Le gouvernement détaille les investissements supplémentaires pour l’action climatique en 2024
Elisabeth Borne a dévoilé mardi (19 septembre) le détail des secteurs de l’énergie, de l’environnement et du climat qui bénéficieront des 7 milliards d’euros supplémentaires en 2024.
Elisabeth Borne a dévoilé mardi (19 septembre) le détail des secteurs de l’énergie, de l’environnement et du climat qui bénéficieront des 7 milliards d’euros supplémentaires en 2024.
« Faire en 7 ans plus que ce que nous avons fait en 33 ans », telle est l’ambition affichée par la Première ministre Elisabeth Borne, mardi (19 septembre), lors d’un évènement organisé à Matignon réunissant les membres du Conseil national de la refondation (CNR).
Pour y parvenir, Mme Borne annonçait en juillet dernier dans Le Parisien un investissement supplémentaire de 7 milliards d’euros dans la transition énergétique et écologique en 2024, par rapport à 2023.
En tout, ce seront 10 milliards d’euros supplémentaires, puisque 3 milliards seront destinés à des projets pluriannuels, peut-on lire dans le communiqué de presse diffusé après la réunion.

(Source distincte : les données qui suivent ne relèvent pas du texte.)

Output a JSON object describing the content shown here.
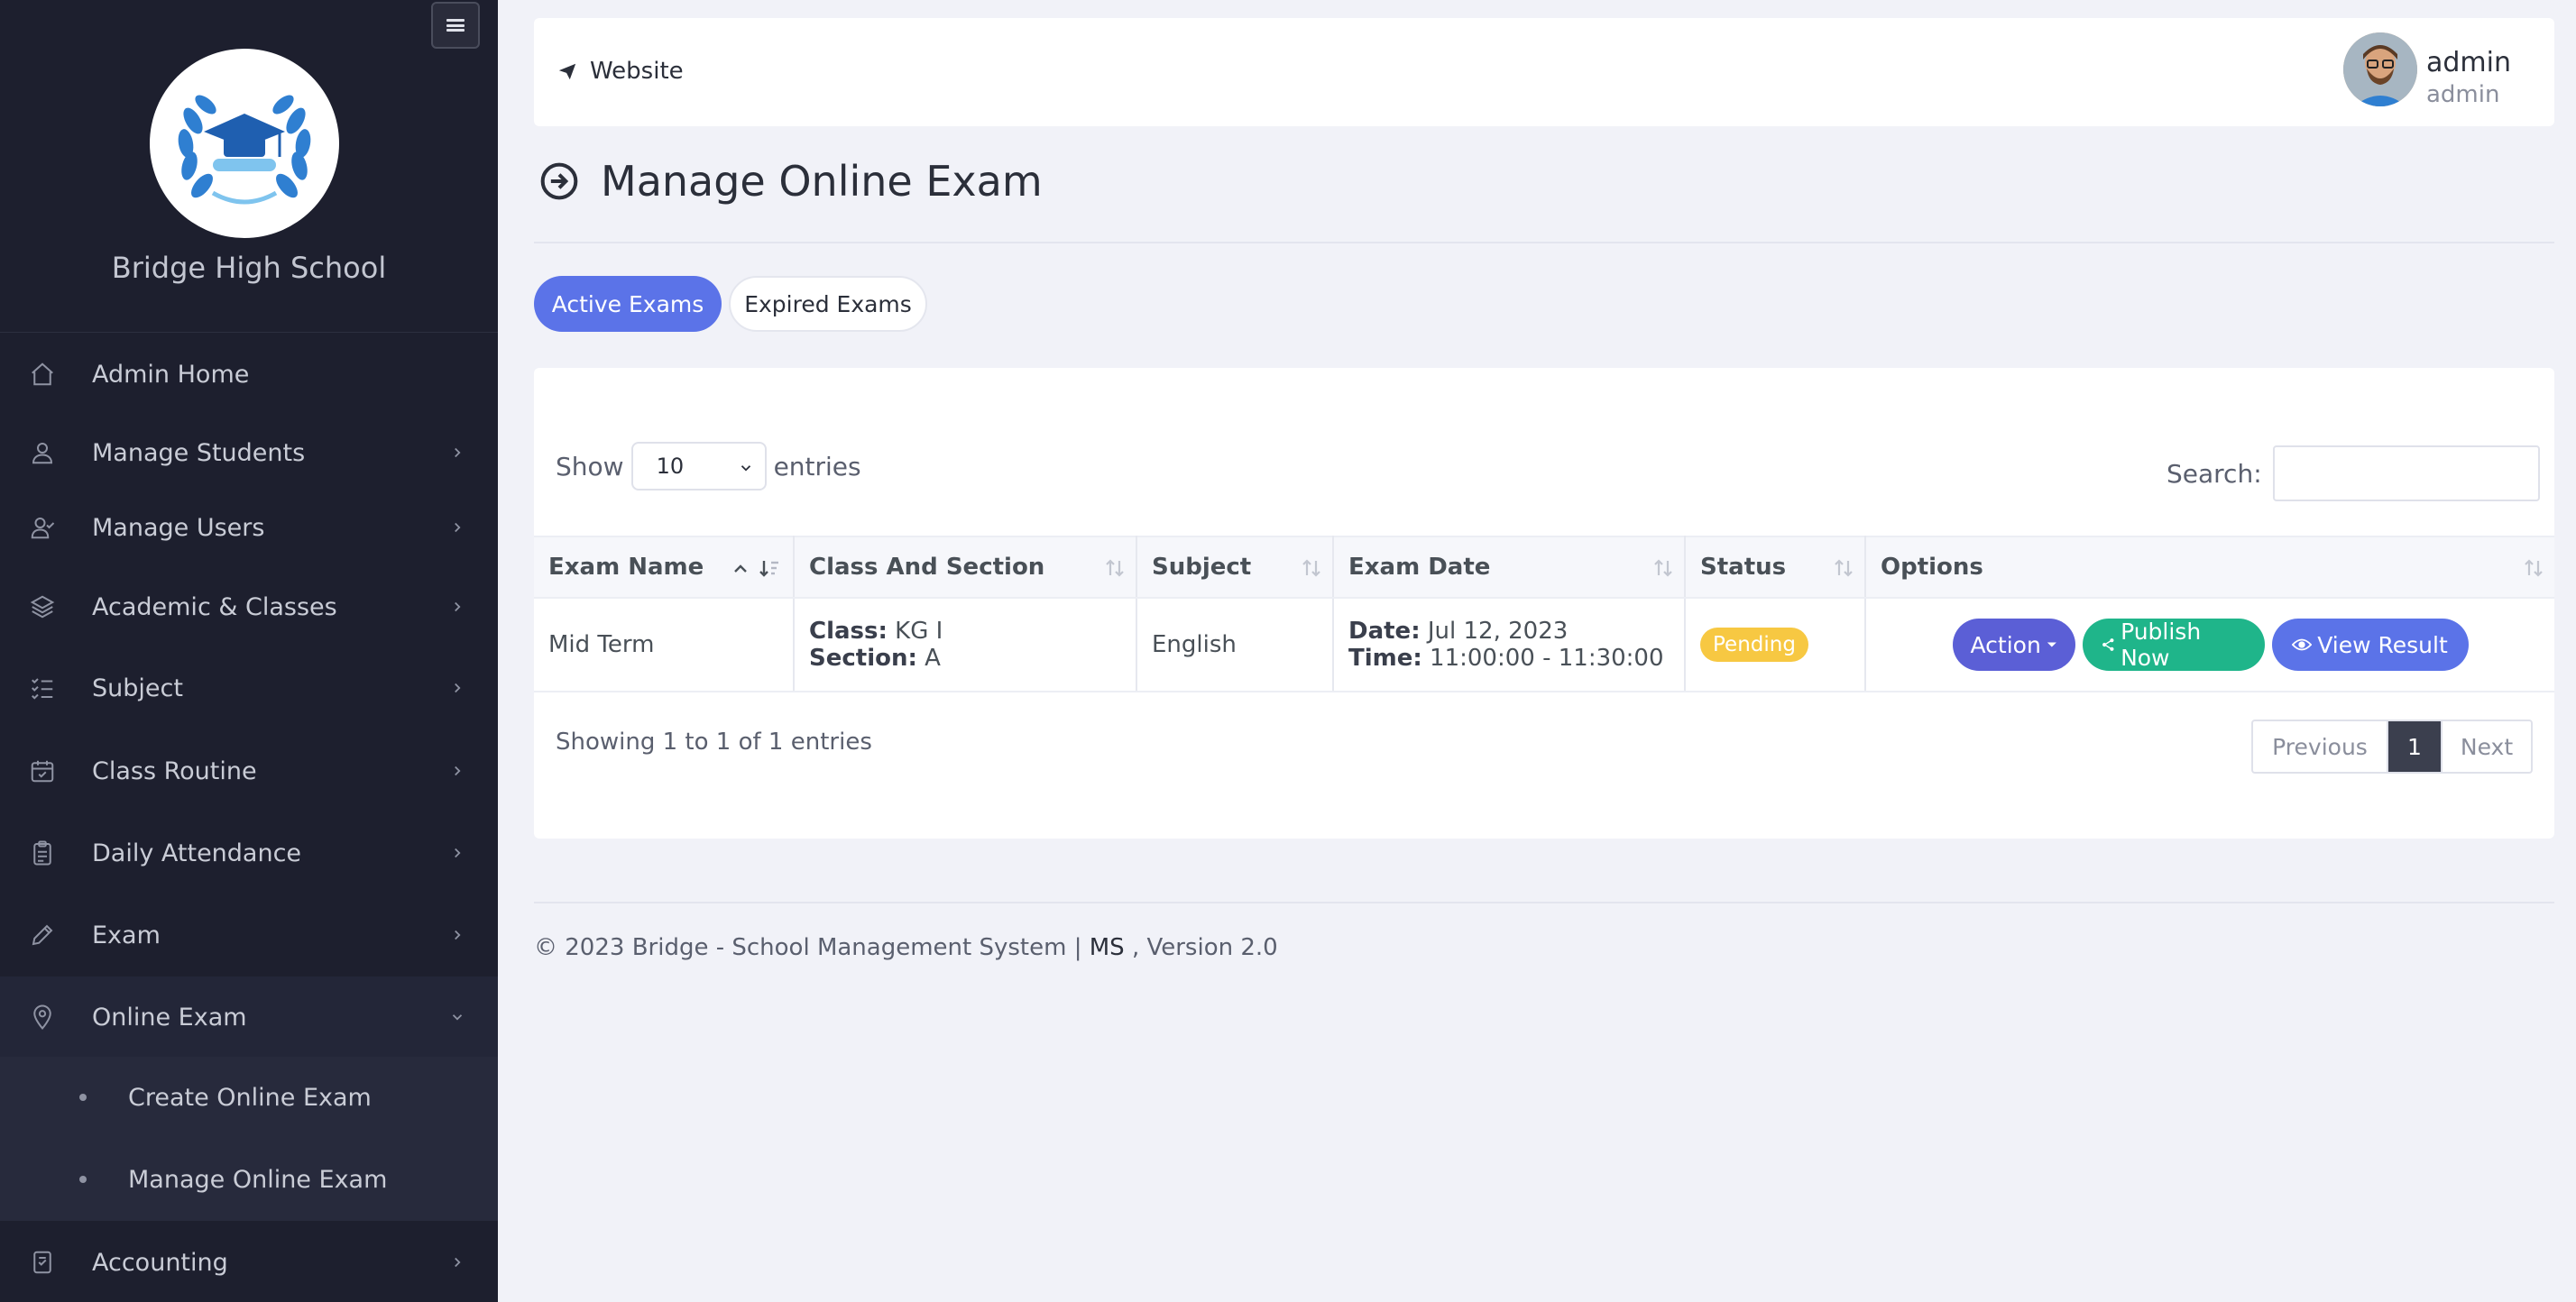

Ces montants s’ajoutent aux budgets déjà alloués à l’action climatique, dont la somme sera explicitée dans le projet de loi de finance présenté le 27 septembre prochain en conseil des ministres, avant d’être débattu au Parlement à l’automne.

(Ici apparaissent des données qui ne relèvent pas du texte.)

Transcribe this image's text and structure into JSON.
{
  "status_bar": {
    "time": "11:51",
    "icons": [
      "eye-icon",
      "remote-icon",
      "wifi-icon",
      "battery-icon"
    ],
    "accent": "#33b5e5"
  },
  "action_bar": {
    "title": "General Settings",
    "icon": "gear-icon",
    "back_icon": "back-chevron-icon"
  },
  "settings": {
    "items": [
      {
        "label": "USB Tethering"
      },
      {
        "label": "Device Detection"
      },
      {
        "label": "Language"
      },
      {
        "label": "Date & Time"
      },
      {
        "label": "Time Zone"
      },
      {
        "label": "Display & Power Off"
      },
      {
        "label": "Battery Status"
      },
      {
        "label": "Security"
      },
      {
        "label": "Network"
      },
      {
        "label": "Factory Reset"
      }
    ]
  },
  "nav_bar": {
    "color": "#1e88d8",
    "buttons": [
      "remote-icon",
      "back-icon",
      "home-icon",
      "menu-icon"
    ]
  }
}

Dans le détail, 2,3 milliards d’euros supplémentaires iront vers les domaines des ressources naturelles et de l’agriculture, dont 500 millions d’euros rien que pour les actions en faveur de la préservation des forêts et le reboisement.
2,6 milliards euros iront vers la rénovation des bâtiments, dont 1,6 milliard supplémentaires pour l’accompagnement du bâti résidentiel. En tout, 5 milliards d’euros seront engagés dans le domaine en 2024.
1,8 milliard d’euros supplémentaires aideront au développement des énergies décarbonées et 1,6 milliard d’euros pour la mobilité (dont 1,4 milliard d’euros pour les infrastructures).
1,8 milliard d’euros sont destinés à l’industrie. 800 millions d’euros pour accompagner les collectivités territoriales dans la transition.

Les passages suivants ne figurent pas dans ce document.